Did you receive a day trade call and are wondering what exactly caused this? Well, you're in the right place. Continue reading to learn more about:
However, day trade calls are different from Equity Maintenance calls issued from being flagged as Pattern Day Trader. To learn about EM calls & pattern day trading instead, then please click here.
Why did I get a Day Trade Call?
When you exceed your starting day trade buying power
A day trade call (DT) generates when a margin account exceeds its starting day trade buying power (SDTBP). You can view your starting day trade buying power by logging into your tastyworks desktop platform or by logging into your account at tastyworks.com. For instructions on locating starting day trade power, then please click here.
SDTBP comes from taking your account's margin equity minus the margin requirement of all your positions. Moreover, it is your Options Buying Power at the close of business from the previous trading day.
Generally, an account generates a DT call when holding a position(s) overnight and closes the position(s) the next trading day, and immediately trades with the newly released buying power. Although you cannot day trade with newly released buying power, you may open new positions if you intend on holding the position overnight.
When is a Day Trade call due?
It depends if you had any past-due calls
If there are not any open past-due day trade calls on the account, new day trade calls are typically due five business days after the trade date (T+5). If there are any open past-due DT calls on the account, new DT calls are due one business day after the trade date (T+1).
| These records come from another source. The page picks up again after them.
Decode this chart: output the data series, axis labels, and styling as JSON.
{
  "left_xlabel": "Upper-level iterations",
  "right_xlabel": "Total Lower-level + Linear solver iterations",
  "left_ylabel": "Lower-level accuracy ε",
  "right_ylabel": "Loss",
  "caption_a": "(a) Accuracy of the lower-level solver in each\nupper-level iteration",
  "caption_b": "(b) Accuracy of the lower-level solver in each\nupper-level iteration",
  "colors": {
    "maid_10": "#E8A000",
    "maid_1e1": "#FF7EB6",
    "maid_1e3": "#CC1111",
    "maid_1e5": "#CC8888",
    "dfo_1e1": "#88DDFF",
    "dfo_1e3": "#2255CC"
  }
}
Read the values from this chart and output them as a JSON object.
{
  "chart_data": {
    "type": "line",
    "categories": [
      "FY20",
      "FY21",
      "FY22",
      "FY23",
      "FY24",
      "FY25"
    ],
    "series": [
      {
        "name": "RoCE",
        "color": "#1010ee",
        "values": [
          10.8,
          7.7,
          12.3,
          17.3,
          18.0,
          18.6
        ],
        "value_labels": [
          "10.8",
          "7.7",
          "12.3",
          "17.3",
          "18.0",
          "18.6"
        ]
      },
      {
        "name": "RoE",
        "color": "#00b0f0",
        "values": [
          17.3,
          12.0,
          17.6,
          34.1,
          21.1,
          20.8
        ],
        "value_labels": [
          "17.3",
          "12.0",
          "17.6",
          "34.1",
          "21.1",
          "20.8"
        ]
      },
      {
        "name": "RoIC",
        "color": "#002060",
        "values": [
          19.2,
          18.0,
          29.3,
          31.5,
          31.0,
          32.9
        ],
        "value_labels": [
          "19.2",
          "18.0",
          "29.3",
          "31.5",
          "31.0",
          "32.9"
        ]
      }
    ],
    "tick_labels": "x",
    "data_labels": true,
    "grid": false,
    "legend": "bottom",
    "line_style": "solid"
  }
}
May result in a 90-day closing only restriction
When an account doesn’t have any day trade (DT) calls, they can re-use their starting day trade buying power throughout the day. For example, an account with $5,000 in SDTBP could place the following trades:
- Buy $4,800 worth of calls.
- Sell the calls.
- Buy $4,000 worth of puts.
- Sell the puts.
Since the day traded positions were not open at the same time, only the largest day trade is considered. Since $4,800 is <= the SDTBP, no DT call issues.
However, if an account has one or more open DT Calls, subsequent day trade calls calculate by adding the day trade requirements of ALL day trades. For example, the day trades from the example above would require $8,800 in SDTBP. As a result, if the account only had $5,000 in SDTBP, the account would receive another day trade call. Additionally, if an account has one or more open DT Calls, the minimum day trade requirement for equities will rise to 50%. If an account has one or more open past due DT Calls, the minimum day trade requirement for equities will increase to 100%.
Lastly, if two or more DT calls go past due without being met, a closing-only restriction is applied to the account for 90 calendar days. The restriction can only be removed by meeting the combined total of all unmet DT calls.
How to meet a DT Call
Typically, DT calls are met with a deposit
Typically, a DT call must be met by depositing new funds in the amount of the call(s) or higher. The deposit must remain in the account for two full business days before being withdrawn. If an account does not meet a DT call, then the call will fall off the account 90 days after the due date.
- Any funds withdrawn from an account while there is an open DT call will add to the amount of the call. For example, if you received a DT call for $3,000 and withdrew $4,000 from your account while the call was open, you would need to deposit $7,000 to meet the call.
- If there is more than one open DT call on an account, but none are past due, funds deposited can apply to both calls. For example, if there is one open DT call for $1,500 and a second open DT call on the account for $3,200 (and neither is past due), then a deposit of $3,200 can meet both DT calls.
- If there is more than one open DT call on an account and any of them are past due, the calls must be met separately.For example, if there is one open DT call for $1,500 and a second open DT call on the account for $3,200 (and both are past due), then a deposit of $4,700 is required to meet both DT calls.
- If only one DT call is past due, then you can meet the smaller one to avoid the “closing positions only” restriction caused by multiple DT calls.
- If two or more DT calls are past due, then you must meet the total of all of them to remove the “closing positions only” restriction.
Meeting via Liquidation
Per FINRA Rule 4210, an account may liquidate securities to satisfy a day trade (DT) call, but only the maintenance margin requirement of the liquidated securities will be released. However, FINRA discourages such practice and requires monitoring to ensure this form of meeting day trade calls is not misused or overused.
- DT calls can be met via liquidation up to 3 times in a rolling 12 month period.
- In order to meet a DT call via liquidation, you must have open positions after the DT call is issued that will generate enough maintenance margin relief to fully meet the DT call. This means that the liquidation that created the day trade cannot be applied.
- Only the maintenance margin relief of liquidations can be applied to the DT Call.
- All liquidations that are designated toward meeting a DT call must happen in the same day and the DT call must be met by the end of that day.